Chi non ha mai sognato di ‘scalare’ il Macchu Picchu..

Nell’immaginario collettivo il luogo sacro degli Inca, è una mèta, il coronamento del sogno del vero viaggiatore.

Questa  cittadella aggrappata alla montagna 2400 m di altezza è da sempre un  luogo sospeso nel tempo che sa affascinare con un magnetismo tutto particolare.

Per i più avventurosi, al Macchu Picchu si puo’ arrivare a piedi percorrendo il famoso ‘camino real’.
Era il cammino principale dal quale si diramavano una serie di percorsi laterali, con una copertura totale di 40.000 Km. Gli antichi andini studiarono tanto a fondo le caratteristiche del terreno che disegnarono il percorso in modo che due punti fossero sempre collegati dal più breve tragitto possibile. A intervalli regolari venivano edificati dei luoghi di ristoro per affrontare gli itinerari più lunghi.
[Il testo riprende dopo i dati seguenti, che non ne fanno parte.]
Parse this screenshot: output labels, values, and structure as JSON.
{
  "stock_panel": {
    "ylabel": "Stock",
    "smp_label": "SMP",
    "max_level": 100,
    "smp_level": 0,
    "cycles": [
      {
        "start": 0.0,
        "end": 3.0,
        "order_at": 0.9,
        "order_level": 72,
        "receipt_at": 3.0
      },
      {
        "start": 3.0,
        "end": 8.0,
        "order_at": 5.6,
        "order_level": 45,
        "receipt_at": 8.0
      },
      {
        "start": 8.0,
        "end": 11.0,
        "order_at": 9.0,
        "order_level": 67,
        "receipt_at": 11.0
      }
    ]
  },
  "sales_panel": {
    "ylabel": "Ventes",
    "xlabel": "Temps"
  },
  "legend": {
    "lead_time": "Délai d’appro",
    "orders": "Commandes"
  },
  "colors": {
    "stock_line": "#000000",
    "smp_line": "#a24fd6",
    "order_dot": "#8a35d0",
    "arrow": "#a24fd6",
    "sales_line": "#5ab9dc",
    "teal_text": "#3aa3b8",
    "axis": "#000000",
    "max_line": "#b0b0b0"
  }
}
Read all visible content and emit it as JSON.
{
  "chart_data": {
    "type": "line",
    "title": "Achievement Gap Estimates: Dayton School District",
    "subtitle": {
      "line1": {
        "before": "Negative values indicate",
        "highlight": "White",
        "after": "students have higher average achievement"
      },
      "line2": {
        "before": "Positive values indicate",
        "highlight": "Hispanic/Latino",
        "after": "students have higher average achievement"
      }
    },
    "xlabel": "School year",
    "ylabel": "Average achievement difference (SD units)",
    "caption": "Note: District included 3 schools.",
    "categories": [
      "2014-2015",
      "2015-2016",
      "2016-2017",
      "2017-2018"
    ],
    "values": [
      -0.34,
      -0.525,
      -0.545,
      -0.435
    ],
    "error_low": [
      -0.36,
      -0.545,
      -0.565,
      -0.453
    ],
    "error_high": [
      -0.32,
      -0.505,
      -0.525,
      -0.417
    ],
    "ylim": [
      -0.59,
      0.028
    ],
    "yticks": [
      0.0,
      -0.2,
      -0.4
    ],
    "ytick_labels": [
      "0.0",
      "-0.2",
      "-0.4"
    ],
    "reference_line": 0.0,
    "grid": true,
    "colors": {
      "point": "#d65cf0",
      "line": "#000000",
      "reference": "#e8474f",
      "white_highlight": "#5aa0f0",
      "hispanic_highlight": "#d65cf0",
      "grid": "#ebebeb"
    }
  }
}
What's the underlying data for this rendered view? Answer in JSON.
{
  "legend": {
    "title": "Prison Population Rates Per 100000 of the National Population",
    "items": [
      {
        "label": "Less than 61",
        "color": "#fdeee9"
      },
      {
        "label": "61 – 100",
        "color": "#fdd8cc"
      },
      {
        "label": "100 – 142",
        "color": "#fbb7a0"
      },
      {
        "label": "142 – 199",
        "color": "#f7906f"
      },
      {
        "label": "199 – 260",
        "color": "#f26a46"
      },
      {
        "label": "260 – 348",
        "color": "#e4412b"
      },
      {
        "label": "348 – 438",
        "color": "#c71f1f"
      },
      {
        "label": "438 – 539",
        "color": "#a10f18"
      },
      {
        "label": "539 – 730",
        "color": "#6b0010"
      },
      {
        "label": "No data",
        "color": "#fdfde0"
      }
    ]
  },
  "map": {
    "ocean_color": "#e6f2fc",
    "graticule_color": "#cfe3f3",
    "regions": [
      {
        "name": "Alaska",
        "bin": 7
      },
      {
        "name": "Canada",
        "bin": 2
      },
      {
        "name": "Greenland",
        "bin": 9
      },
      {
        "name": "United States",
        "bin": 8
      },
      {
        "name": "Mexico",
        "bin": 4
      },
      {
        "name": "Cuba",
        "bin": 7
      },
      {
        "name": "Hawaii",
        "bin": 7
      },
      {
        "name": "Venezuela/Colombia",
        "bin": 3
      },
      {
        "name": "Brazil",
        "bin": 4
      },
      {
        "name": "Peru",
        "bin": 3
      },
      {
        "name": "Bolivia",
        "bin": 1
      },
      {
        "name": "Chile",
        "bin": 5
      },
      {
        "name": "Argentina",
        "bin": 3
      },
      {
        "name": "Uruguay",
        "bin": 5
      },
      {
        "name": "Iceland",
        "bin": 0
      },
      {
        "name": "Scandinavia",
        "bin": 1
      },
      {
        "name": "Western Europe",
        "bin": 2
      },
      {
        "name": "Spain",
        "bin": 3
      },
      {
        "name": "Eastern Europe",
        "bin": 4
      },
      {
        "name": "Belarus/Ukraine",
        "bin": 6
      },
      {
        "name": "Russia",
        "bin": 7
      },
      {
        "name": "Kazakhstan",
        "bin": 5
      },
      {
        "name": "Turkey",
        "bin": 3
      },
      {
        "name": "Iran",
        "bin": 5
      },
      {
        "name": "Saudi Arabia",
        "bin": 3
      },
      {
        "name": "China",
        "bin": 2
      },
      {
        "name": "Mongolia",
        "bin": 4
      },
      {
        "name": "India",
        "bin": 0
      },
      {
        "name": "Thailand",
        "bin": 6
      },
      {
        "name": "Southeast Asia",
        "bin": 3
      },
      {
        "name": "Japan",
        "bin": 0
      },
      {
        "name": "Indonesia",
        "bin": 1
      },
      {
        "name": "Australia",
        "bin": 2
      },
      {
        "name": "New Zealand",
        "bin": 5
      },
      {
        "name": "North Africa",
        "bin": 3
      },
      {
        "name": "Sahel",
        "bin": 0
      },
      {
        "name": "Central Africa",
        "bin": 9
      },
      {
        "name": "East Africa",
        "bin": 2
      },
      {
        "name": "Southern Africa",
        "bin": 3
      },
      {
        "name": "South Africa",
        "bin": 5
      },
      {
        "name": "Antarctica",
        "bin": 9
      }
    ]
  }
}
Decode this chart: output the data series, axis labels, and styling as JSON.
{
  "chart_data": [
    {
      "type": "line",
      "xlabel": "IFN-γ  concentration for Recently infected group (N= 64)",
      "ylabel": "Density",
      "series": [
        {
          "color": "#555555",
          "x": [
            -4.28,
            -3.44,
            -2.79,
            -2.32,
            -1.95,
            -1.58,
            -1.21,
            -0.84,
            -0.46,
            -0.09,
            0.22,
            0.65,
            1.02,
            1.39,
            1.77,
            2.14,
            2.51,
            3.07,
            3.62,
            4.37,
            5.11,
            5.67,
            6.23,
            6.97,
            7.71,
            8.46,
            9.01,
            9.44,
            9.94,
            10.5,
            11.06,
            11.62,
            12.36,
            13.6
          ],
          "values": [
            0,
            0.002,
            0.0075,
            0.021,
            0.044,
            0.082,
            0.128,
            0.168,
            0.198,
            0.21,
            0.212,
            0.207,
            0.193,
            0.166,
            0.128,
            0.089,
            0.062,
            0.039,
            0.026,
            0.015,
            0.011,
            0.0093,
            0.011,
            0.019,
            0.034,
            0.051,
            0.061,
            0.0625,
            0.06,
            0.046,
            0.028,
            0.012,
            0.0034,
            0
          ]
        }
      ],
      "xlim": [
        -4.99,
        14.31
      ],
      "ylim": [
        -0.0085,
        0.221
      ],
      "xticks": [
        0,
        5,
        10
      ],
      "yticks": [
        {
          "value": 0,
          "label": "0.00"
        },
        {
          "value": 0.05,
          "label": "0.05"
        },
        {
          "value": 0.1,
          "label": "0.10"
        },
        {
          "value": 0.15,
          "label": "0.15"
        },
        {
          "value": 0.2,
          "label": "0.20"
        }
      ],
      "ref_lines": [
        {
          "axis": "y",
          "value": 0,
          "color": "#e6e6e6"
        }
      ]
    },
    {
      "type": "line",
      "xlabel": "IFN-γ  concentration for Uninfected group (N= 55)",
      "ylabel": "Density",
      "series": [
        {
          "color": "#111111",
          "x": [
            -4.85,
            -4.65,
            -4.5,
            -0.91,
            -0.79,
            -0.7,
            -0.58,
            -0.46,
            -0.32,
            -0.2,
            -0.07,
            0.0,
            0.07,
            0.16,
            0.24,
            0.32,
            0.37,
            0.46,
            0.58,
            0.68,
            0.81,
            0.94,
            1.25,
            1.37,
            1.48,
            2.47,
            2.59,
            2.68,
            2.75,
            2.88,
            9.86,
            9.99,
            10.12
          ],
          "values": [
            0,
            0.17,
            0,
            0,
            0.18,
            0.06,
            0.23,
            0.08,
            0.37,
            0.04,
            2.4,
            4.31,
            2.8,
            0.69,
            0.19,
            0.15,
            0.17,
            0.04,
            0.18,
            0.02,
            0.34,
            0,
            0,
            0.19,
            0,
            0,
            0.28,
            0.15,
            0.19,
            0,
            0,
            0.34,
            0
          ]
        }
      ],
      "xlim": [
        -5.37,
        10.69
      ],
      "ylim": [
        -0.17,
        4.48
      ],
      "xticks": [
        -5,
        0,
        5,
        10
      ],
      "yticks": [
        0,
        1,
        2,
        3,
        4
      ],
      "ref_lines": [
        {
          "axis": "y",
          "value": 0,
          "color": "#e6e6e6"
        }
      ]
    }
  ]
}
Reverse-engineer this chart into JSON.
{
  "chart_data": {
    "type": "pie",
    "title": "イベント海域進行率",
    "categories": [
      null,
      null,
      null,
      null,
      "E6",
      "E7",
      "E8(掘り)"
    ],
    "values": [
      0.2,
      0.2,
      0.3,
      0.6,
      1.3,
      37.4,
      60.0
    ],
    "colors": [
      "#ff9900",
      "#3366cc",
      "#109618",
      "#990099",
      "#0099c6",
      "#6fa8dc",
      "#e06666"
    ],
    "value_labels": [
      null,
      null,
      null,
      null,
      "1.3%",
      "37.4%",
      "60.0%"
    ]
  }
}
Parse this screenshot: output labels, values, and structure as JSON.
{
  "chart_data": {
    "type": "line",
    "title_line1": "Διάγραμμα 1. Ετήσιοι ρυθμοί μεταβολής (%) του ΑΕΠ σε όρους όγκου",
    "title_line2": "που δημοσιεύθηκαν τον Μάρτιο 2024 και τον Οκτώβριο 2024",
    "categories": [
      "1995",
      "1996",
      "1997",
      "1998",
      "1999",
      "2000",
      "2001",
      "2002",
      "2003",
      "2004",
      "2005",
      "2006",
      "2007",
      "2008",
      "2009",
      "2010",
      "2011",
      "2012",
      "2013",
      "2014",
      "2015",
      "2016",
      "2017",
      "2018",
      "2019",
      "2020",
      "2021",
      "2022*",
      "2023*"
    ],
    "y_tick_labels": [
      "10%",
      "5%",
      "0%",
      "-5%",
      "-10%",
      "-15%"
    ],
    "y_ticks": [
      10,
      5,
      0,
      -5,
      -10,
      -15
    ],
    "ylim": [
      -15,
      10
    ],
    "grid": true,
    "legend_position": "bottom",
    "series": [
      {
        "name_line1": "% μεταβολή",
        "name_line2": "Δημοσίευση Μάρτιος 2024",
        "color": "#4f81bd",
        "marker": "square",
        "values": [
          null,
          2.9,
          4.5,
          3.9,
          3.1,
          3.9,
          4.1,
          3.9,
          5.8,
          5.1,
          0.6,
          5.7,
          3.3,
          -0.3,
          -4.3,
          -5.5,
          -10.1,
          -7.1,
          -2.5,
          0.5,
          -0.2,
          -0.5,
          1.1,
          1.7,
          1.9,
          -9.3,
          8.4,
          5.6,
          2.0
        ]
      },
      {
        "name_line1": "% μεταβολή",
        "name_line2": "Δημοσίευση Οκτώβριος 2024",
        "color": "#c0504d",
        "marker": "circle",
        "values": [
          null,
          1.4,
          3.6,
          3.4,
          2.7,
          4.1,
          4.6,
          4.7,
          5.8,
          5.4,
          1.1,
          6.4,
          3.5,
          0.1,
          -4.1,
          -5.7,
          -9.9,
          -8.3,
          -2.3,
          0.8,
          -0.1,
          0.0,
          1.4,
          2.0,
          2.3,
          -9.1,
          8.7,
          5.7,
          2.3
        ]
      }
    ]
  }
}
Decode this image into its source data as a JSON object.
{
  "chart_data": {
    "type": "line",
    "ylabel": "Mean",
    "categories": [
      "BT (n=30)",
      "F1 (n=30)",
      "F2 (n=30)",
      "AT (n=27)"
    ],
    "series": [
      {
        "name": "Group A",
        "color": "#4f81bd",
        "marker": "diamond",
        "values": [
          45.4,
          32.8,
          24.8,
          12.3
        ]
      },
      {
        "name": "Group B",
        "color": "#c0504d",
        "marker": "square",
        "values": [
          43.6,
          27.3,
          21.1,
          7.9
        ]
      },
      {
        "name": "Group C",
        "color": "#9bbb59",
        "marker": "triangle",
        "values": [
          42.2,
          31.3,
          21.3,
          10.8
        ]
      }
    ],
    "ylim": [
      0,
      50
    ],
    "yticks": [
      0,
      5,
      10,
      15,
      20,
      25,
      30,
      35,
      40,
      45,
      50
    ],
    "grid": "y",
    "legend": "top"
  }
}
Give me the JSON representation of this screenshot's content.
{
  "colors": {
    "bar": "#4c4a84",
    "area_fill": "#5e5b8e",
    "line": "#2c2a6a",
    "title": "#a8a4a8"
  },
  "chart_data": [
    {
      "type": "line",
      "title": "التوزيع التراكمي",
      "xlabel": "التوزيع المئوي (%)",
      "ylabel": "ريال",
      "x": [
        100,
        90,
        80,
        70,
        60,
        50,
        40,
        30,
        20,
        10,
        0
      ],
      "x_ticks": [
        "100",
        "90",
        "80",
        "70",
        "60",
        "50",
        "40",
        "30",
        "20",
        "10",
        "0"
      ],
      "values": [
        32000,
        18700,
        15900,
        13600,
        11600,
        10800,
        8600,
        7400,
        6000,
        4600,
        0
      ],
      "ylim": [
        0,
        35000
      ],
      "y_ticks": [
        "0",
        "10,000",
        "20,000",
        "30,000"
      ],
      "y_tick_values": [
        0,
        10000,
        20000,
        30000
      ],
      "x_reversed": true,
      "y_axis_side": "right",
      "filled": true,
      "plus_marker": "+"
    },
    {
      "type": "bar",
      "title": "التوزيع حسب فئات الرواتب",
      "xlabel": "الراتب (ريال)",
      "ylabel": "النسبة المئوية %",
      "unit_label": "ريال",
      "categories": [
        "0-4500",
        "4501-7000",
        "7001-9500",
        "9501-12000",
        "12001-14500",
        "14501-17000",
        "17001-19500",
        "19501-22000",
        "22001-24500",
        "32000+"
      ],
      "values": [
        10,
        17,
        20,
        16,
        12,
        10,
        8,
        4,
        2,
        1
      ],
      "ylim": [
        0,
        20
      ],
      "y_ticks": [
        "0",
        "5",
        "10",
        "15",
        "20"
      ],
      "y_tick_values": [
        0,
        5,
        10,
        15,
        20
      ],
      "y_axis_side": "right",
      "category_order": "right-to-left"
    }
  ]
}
Oggi sono percorribili solo gli ultimi 45 km . Quattro giorni con pernottamenti in campo tentato anche accompagnati da guide parlanti italiano e uno sherpa, se necessario. Un’esperienza davvero unica lungo un itinerario che costeggia il fiume Urubamba che risale la valle Kusichaca e che permette di visitare anche altre rovine lungo il cammino: Wayllabamba, Runquraqay e Puyupatamarca (la città sulle nuvole, dal quecha) .
Esistono ben 34 complessi archeologici, collegati dal cammino Reale, ma ad oggi è percorribile dai turisti solo il tratto finale.

Arrivare dal ‘Camino Real’ è sentirsi un po’ degli esploratori. Immaginate la sorpresa di Hiram Bingham chel 24 luglio 1911 ‘scoprì’ il sito proprio alla fine del cammino incaico.  In realtà i contadini della zona conoscevano l’esistenza e l’estensione (ben 32.592 ettari!!) del Macchu Picchu ben prima dell’arrivo di Bingham, ma la storia attribuisce a lui l’onore della scoperta.

Se quattro giorni vi sembrano troppi, si possono fare degli itinerari da 3, da 2 o persino di sole 6 ore. Anche percorrere solo il tratto finale del cammino ed arrivare alla Puerta del Sol riserva delle emozioni a dir poco uniche.

Centro di culto e un osservatorio astronomico, ma anche fattoria privata della famiglia dell’Inca Pachacútec, il Macchu Picchu è formata da due grandi aree: una agricola, fatta di terrazzamenti e recinti  e l’altra urbana, nella quale la zona sacra assume una grande importanza, con templi, piazze e mausolei. Scalinate e i canali di pietra sono una capolavori di ingegneria. I nomi dei quartieri furono assegnati da Hiram Bingham, basandosi sulle ipotesi della loro funzione.

Di fronte si erge il Huayna Picchu meno conosciuto ai più, ma molto ambito dagli ‘scalatori’
L’accesso è attraverso un ripido sentiero e regolamentato dalle autorità locali.
Per poterlo scalare è necessaria una prenotazione e un biglietto di ingresso

Se avete tempo, prendetevela con molta calma….il Macchu picchu riserva molte emozioni…. e vale proprio il viaggio!